In TB, we have bedaquiline, the first drug with a novel mechanism of action against TB to reach the market in more than 40 years. Bedaquiline is used in the treatment of multidrug-resistant TB as part of a combination regimen—with South Africa leading the way in uptake and access. But in multidrug-resistant patients, bedaquiline still has to be added to a regimen that takes up to 24 months and includes five or six different antibiotics. It is a significant challenge for patients to go through such a regimen. To improve on this, we have developed a portfolio of investigational TB molecules, which we hope we will be able to leverage to create a six-month, all-oral regimen that can deliver high cure rates. We have put all of the pieces in place to bring this forward, and I am hopeful we can achieve a breakthrough.

In parallel, we want to tackle latent TB. Approximately a quarter of the world’s population is infected with the latent form, and each year the infection becomes active in approximately 10 million people who go on to develop TB. Of those, 1.7 million die. We are working on a long-acting formulation of bedaquiline, which may be delivered as an injection, that we hope could stop latent TB with one dose. Of course, we can’t treat two billion people, so we need a biomarker that tells us who among the latently infected population has the highest propensity to get active TB within the next 12 months. We initially thought bedaquiline would be our one and only investment in TB—but we recognized the impact we could have in this chronically underresourced space, and now we have a full TB R&D portfolio.

Our ambition for Johnson & Johnson Global Public Health is to build on this foundation set up by bedaquiline to develop a sustainable business model to address the needs of people in low- and middle-income countries. Too often, innovations are developed with developed-country markets in mind and take years to reach people in need in developing countries. We are trying to flip this paradigm on its head by developing products to tackle some of the biggest global public health challenges—and, ultimately, ensuring that our innovations are launched in all countries and within reach of everyone, everywhere, at the same time.

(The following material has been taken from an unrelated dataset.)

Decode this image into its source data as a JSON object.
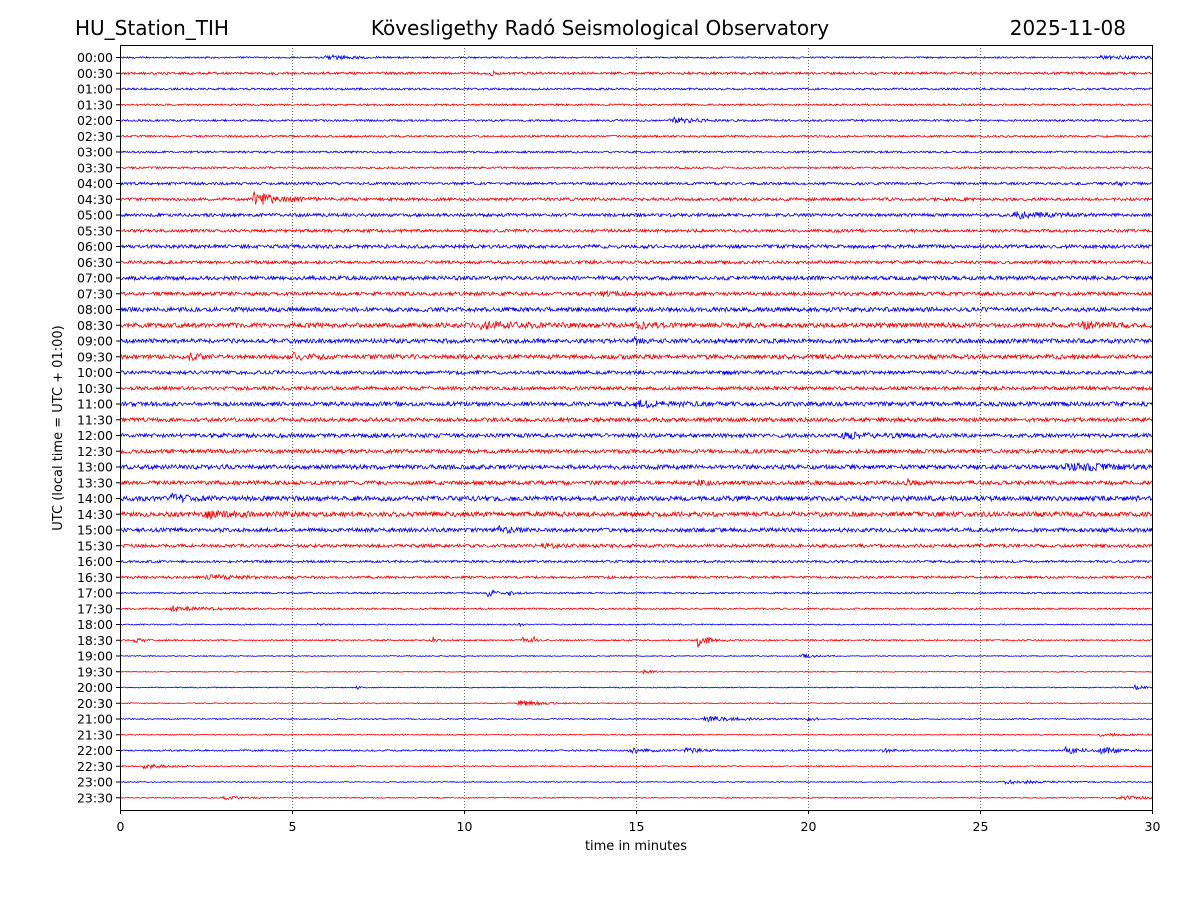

Today, our Global Public Health organization sits between our commercial business and our philanthropic work—a first-of-its-kind model. Our unit’s purpose is to make new medications that can save lives, cure patients, and prevent infections available and affordable for patients in low-income countries, but in a way that is economically sustainable for our company. We have established partnerships with governments and other companies that are helping us in that endeavor, but we need more incentives in place so that we as a company can continue and scale this work—particularly on diseases like TB that have extremely limited market potential. Of course, we don’t expect our Global Public Health work to be highly profitable in the commercial sense, but reasonable revenue generation is critical to ensure that we can invest in R&D to achieve game-changing breakthroughs and increase both our reach and our impact.

I don’t know whether all of this can be achieved in five or even ten years. But this is our aim for the future—to make sure people who need life-saving or curing drugs have access now, and at the same time build a business model that is sustainable for the future.